Good Stories
13 January 2010
Sometimes you show someone a story — this happens in workshops, or submitting to publishers, or just in life — and they say, “The characters in this story are flat,” or, “This story seems to have been written by someone whose native language is not English,” and then they seem to consider that the end of the discussion.
Here’s why this is weird. The first thing to ask about a story is whether you like it. The first thing is not to go down some list of characteristics a putatively good story is supposed to have and look for ways in which the story in front of you does or doesn’t measure up. Sometimes good stories are built around flat characters. Sherlock Holmes and Doctor Watson are flat characters, but many people love to read stories about them. I read them often myself. Sometimes good stories are written in bizarre broken English. Amos Tutuola comes to mind; The Palm-Wine Drinkard is great, partly because of its bizarre broken English. You read it and you know it’s great. Then, if you like, you ask why.
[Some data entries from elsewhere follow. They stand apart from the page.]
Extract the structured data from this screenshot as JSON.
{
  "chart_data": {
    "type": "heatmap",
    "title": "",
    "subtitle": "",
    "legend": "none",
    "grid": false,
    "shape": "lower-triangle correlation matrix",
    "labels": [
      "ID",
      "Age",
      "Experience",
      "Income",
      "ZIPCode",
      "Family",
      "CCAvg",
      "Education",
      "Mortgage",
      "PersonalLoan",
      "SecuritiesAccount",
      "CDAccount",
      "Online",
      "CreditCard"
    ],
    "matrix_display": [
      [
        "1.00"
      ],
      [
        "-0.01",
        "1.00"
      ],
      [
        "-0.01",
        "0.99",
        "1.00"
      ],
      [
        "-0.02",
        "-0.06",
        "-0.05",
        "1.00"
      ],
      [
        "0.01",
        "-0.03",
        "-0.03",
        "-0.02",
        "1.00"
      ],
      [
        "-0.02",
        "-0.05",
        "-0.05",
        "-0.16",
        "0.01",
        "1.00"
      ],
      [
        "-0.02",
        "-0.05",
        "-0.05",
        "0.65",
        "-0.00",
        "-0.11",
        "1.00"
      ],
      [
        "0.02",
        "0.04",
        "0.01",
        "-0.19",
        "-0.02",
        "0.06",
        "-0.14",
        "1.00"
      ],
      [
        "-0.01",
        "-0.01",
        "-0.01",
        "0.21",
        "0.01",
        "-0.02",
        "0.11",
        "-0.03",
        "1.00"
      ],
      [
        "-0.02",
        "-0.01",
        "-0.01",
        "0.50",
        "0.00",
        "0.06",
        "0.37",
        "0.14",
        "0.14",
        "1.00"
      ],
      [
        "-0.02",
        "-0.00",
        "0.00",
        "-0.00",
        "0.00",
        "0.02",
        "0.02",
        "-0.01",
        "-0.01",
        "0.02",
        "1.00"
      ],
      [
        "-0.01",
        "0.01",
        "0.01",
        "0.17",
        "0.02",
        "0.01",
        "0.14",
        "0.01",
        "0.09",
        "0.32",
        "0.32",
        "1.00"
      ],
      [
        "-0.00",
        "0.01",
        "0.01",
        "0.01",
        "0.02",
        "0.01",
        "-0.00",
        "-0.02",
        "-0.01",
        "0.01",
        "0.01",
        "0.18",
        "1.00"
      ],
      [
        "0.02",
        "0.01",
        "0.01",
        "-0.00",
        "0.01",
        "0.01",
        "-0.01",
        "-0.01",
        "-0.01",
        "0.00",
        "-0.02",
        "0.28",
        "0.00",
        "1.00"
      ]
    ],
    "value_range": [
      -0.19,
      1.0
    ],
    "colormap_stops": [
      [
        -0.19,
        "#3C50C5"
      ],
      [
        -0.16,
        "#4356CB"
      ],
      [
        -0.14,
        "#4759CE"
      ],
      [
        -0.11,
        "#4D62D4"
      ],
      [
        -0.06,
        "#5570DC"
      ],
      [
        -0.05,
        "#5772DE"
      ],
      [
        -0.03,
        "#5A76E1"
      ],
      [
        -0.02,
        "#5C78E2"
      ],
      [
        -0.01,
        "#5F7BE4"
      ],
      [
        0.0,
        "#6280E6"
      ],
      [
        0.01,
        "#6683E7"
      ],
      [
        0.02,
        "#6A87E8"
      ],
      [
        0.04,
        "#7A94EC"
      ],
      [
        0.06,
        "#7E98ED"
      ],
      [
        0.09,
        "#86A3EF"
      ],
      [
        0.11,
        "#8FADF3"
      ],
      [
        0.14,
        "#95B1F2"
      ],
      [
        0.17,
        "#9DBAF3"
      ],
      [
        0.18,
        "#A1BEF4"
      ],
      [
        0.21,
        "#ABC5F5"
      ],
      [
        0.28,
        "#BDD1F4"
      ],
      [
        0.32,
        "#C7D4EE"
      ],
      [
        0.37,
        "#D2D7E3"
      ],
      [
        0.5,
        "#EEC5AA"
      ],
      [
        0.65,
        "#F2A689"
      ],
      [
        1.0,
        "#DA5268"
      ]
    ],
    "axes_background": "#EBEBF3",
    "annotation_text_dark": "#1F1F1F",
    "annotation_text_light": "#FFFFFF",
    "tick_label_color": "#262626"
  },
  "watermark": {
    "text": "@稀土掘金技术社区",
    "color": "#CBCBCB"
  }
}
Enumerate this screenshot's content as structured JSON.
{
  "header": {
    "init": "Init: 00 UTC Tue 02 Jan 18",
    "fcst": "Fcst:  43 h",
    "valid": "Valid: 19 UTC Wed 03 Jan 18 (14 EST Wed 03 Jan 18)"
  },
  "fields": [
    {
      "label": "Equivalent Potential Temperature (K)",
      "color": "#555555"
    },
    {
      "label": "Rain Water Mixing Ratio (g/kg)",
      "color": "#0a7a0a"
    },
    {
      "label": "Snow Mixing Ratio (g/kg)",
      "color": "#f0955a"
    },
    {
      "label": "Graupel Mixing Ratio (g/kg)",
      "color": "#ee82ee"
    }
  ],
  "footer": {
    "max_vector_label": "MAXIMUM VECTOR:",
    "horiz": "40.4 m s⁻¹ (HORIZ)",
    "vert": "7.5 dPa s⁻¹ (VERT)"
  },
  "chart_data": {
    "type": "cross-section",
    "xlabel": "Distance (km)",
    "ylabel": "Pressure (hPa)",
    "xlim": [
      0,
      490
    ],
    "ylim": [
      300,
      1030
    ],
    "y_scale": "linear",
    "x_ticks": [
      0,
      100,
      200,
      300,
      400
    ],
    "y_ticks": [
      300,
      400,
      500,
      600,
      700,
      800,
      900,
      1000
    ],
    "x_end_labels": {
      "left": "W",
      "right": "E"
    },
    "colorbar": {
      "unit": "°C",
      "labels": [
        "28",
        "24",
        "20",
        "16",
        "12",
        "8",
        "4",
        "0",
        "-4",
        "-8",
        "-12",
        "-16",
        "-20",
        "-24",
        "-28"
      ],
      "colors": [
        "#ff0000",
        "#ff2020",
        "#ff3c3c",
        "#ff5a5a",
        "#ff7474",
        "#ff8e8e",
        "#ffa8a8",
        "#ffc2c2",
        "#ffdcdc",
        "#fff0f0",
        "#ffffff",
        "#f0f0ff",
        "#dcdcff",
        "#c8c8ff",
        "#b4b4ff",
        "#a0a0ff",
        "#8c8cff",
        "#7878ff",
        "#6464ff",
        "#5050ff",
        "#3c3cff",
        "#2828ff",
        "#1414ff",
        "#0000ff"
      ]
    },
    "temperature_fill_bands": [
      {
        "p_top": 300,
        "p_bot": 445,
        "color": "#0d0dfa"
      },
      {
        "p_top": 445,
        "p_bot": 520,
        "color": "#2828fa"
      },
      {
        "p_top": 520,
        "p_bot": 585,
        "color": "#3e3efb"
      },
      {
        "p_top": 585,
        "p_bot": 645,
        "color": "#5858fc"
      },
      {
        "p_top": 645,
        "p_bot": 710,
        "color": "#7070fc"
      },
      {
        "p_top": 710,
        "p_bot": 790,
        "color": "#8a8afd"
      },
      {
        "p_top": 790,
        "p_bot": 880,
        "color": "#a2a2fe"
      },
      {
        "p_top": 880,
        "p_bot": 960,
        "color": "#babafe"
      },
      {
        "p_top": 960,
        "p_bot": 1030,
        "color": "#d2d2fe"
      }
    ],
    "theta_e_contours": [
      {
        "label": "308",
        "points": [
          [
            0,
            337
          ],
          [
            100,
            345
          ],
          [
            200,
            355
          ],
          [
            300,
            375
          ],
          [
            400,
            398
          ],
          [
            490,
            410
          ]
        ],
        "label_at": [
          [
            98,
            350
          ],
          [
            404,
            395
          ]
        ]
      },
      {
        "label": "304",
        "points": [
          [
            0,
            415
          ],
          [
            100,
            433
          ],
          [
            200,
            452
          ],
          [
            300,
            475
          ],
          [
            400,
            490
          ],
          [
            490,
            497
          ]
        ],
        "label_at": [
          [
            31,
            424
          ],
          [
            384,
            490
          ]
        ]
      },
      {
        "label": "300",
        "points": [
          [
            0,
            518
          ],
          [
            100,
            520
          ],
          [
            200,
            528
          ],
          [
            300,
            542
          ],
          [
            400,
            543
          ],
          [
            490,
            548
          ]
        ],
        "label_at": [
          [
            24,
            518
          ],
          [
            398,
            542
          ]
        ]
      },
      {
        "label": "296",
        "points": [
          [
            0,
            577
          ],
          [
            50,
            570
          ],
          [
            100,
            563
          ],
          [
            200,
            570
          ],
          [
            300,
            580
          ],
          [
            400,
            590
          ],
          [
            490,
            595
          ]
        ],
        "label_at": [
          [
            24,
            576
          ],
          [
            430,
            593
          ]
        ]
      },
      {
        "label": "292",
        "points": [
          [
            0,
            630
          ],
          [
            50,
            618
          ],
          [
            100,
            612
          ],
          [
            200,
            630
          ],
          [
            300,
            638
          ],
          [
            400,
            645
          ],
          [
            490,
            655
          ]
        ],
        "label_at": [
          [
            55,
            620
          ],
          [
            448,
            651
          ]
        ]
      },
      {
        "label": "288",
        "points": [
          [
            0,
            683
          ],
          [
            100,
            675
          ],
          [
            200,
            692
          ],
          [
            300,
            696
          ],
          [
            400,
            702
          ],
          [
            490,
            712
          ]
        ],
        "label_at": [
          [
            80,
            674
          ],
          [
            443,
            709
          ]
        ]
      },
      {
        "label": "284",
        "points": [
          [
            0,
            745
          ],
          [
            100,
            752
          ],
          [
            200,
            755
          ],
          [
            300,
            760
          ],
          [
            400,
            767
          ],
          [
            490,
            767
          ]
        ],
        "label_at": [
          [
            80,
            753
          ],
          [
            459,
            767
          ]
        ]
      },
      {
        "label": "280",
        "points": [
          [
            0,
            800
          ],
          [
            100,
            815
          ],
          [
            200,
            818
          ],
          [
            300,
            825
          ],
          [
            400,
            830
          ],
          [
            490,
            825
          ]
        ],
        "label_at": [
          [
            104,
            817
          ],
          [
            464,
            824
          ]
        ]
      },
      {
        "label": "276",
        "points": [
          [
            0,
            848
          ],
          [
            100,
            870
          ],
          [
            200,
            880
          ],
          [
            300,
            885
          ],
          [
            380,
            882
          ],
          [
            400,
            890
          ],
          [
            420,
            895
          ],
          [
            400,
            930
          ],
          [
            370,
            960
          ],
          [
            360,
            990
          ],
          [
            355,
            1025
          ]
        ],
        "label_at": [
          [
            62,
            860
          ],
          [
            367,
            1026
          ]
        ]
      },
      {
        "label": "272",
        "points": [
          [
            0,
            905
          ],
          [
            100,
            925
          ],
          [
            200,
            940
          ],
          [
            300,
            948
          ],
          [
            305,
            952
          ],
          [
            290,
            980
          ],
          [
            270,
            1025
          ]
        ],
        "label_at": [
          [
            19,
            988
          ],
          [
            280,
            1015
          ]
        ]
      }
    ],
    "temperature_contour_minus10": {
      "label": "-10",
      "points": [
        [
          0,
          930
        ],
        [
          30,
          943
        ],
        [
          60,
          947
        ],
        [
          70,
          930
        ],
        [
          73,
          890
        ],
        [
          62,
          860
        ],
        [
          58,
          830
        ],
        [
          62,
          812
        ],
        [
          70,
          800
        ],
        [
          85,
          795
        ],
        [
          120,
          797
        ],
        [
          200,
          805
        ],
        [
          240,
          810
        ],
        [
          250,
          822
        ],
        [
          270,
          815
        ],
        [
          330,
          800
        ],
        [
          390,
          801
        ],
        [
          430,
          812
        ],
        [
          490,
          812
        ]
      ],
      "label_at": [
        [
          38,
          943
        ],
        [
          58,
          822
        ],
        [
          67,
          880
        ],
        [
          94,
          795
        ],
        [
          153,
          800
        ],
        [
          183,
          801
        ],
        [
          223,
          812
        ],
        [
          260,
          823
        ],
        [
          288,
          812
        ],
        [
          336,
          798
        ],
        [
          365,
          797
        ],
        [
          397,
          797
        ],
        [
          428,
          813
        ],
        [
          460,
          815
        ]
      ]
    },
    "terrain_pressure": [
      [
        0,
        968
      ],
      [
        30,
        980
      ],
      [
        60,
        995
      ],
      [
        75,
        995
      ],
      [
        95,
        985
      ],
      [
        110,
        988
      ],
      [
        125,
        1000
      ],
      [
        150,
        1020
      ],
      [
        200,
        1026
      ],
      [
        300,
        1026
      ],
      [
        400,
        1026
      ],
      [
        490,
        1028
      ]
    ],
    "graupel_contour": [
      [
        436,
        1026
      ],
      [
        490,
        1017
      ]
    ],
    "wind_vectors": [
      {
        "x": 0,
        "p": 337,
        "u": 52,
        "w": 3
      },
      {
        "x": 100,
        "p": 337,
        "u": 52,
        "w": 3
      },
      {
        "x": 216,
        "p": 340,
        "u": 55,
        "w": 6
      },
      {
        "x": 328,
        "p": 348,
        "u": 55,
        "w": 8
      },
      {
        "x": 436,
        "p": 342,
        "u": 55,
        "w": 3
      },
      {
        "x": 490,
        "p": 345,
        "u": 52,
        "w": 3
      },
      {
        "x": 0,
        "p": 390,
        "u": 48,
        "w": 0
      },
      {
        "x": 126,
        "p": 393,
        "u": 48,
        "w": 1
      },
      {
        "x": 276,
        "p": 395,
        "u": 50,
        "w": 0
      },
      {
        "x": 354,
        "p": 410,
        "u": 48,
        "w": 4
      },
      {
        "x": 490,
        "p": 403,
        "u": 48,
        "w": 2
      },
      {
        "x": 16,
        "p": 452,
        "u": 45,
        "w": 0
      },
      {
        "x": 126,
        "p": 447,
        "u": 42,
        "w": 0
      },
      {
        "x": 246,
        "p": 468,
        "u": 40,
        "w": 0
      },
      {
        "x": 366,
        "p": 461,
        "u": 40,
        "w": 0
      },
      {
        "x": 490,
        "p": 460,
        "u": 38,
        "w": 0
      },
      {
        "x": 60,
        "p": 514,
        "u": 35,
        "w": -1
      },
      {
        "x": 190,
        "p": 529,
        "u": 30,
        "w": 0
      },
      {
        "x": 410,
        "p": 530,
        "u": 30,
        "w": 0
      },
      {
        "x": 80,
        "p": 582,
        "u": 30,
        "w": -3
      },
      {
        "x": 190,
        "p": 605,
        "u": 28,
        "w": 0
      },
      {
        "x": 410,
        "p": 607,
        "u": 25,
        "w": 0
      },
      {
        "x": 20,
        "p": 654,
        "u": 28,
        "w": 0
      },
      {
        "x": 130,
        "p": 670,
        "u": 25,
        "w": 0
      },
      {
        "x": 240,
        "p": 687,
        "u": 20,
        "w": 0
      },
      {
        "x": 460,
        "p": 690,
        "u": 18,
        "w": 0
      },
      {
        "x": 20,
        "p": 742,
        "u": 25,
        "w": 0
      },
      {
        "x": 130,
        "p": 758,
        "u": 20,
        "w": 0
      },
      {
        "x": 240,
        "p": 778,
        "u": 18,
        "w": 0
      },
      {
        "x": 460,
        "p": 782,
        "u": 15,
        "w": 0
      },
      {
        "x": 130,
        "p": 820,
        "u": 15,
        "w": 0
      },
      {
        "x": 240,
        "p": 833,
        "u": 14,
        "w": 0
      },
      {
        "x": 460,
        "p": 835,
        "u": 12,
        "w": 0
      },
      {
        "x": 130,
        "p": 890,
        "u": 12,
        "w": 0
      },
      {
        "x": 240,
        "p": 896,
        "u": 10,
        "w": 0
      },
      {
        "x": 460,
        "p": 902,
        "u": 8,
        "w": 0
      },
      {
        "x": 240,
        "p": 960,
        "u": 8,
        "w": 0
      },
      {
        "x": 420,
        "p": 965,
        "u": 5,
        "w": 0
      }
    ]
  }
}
That’s the correct order.
It’s not that any story of mine has received this treatment recently (although they certainly have, often); I’m not thinking of any particular incident. But I was reading some mainstream literary magazines, I won’t say which ones, and marvelling at how carefully crafted and how boring the stories were. Carefully crafted, boring stories come from paying attention to the characteristics a good story ought to have and then writing towards those characteristics instead of taking care that your story is, first and foremost, actually good.
I am sorry this is so vague. It’s just something that came to mind, a strange misconception that I often think about.
Henry James said that what makes a story good is its quality of “life.” He had a whole critical apparatus based on this notion of “life.” What the hell did he mean? I’m sure I don’t know any better than anyone else. But if Henry James wasn’t willing to get any more specific than “life,” I’m not sure the rest of us should either.
Comments (2)
Like teaching for the test, not the content of the course. Truly an annoying phenomenon. I’ve come to this opinion only after I’ve been out of school for a while. Unfortunately, at the time, I really wanted the grades even more than the knowledge.
It’s as though in our love for naming and cataloging parts of things, we forget that there may be other parts (perhaps the most important parts) that are less easy to describe, and that therefore get left out. Knowledge that’s hard to test, for example, or this quality of “life.”